Before I launch this rant...and it'll be a doozy, trust me...this isn't coming from a place of religiosity. As most everyone who knows me knows, I'm an avowed, even hardcore atheist. So it's not a lamentation about a "War on Christmas" from a religious perspective because indeed, much of Christmas is secular, even pagan in nature. The other thing is that this is not a trivial issue. It's emblematic of a larger problem...of a western world so driven by guilt over past transgressions, that it is engaging in a self-immolation of all that we are, in a fit of performative virtue that apparently will atone for sins past. The road to Hell is indeed paved with good intentions.
So what are we left with? Watch any ad, look through any flyer, walk through the stores...save for a tiny minority of hold-out retailers, the word "Christmas" is virtually gone. It's been replaced, by the generic, unmagical, functional, but most importantly...inoffensive term "Holiday".
We have Holiday parties, Holiday Lights, Holiday Trees, Holiday Movies, Holiday Sales. Wow. Stop the magic already, I'm gonna puke.
The insincerity of these new terms is obvious because people don't speak in generics like this. I don't 'Holiday shop' in the same way that I don't refer to my travels to Paris as a trip to a "foreign capital". How ridiculous would our world be if someone felt obligated to refer to their Menorah as a "Holiday Candle Holder"?
I'm not sure who declared that calling things by their actual names was offensive. Obviously it's been done in a bid to be 'inclusive'. But when you stamp out one entire culture, you in fact become LESS multi-cultural by a count of one. That's a thought that surely would have escaped the hand-wringing, patronizing cultural saviours at City Hall as they watched the Christmas trees and wreaths exit the lobby to the dumpster bin.
And I'll guarantee it's not new citizens to western nations that are asking for this cultural supression. If I were to find myself suddenly transported to India, I would fully embrace being drawn into and surrounded by Dwali celebrations. And even if I didn't want to partake myself, the last very last thing I'd do is insist the name Dwali be erased from my sight (possible replacement name: Light Festival Time). No, this to my mind is a creation of the usual suspects...the social engineers who, filled with the racism of low expectations, have pretentiously appointed themselves protectors of the sensibilities of the newbies.
I save a particular contempt though, for the retailers. The word Christmas has been expunged from all but a few of their ads...this from the businesses that routinely count on their fiscal year being saved 11th hour by the very "holiday that shall remain nameless". If you profit so obscenely from it, at least have the fortitude to name it.
I know there's other holidays at this time of year, but none of them come close to the scale and societal impact of Christmas. I've leafed through flyers with page after page of exclusively Christmas items, yet not seen one actual reference to "Christmas". And weirdly, all the "Holiday" blather seems to brew up in mid-November and come to a halt shortly after December 25th, an exact mirror of the Christmas time frame. Odd, that.

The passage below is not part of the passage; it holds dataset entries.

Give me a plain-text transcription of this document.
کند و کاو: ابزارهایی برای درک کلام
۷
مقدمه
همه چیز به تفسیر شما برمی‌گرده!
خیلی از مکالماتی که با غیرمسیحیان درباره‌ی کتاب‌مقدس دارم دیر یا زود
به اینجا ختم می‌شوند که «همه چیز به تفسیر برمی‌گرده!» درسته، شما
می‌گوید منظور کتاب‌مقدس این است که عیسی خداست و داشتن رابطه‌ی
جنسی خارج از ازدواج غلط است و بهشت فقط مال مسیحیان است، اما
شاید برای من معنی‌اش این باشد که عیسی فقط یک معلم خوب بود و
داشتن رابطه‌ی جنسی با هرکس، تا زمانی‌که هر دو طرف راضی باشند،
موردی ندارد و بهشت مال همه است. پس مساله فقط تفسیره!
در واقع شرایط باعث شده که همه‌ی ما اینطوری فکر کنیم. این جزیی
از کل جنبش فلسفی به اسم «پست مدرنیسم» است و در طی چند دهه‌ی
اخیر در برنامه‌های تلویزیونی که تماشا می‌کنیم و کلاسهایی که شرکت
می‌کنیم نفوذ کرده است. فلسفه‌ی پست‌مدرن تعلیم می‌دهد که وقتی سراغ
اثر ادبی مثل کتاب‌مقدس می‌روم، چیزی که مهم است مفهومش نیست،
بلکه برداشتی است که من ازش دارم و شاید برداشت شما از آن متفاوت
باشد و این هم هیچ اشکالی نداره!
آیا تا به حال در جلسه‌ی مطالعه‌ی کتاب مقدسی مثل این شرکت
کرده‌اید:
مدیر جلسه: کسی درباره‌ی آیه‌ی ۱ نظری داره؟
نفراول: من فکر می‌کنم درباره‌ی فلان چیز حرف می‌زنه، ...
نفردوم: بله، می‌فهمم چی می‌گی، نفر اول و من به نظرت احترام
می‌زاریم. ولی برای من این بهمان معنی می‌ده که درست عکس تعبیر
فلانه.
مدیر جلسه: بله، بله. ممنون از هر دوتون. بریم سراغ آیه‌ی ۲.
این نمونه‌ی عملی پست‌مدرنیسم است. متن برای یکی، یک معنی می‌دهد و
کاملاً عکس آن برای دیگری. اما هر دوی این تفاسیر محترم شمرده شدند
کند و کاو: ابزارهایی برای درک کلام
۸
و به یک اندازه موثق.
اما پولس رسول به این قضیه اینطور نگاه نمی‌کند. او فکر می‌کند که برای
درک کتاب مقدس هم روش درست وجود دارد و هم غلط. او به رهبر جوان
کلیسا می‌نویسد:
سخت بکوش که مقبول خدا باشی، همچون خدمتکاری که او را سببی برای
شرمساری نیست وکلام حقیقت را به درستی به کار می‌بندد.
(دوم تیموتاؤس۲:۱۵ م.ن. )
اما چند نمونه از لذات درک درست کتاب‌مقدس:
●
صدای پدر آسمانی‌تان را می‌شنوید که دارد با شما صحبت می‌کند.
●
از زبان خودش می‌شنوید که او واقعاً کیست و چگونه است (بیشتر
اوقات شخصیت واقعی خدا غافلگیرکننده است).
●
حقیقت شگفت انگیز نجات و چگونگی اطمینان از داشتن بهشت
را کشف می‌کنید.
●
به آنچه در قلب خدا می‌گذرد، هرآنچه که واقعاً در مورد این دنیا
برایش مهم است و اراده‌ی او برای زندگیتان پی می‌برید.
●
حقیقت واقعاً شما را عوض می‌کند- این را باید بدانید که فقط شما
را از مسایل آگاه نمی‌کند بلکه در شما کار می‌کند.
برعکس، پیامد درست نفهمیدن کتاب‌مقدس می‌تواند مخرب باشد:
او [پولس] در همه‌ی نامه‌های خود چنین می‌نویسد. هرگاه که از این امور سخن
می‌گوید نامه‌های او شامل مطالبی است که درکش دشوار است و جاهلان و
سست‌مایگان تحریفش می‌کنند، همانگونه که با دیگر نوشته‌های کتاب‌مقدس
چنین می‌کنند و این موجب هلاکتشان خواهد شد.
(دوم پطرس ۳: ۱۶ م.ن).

Before I get the inevitable refrain of "Oh Dave, it's not that big a deal...people still know it's Christmas", let me close by re-litigating why I think this matters. When cultures don't protect themselves, don't cherish and hold onto their sacred traditions, then important things fade away. Christmas matters (mattered?) so much to us, that it was the only day on the calendar when virtually everything came to a halt in order for us to appreciate one another and share some peace and love.
I once read a story of a man who was fighting a losing battle to have the river near his town, long polluted, restored to its original pristine state. When he was a boy he used to swim in that river. It was this memory that motivated him on his mission. His biggest concern...that the subsequent generations who never had the privilege to swim there and had never known those joys would also never understand why a clean river was so important to fight for.
I hope one day my grandkids will be surrounded by as much Christmas (and indeed whatever other holidays new Canadians bring to our shores) as I loved and cherished as a child.
And so hopefully I wish a Merry Christmas to one and all!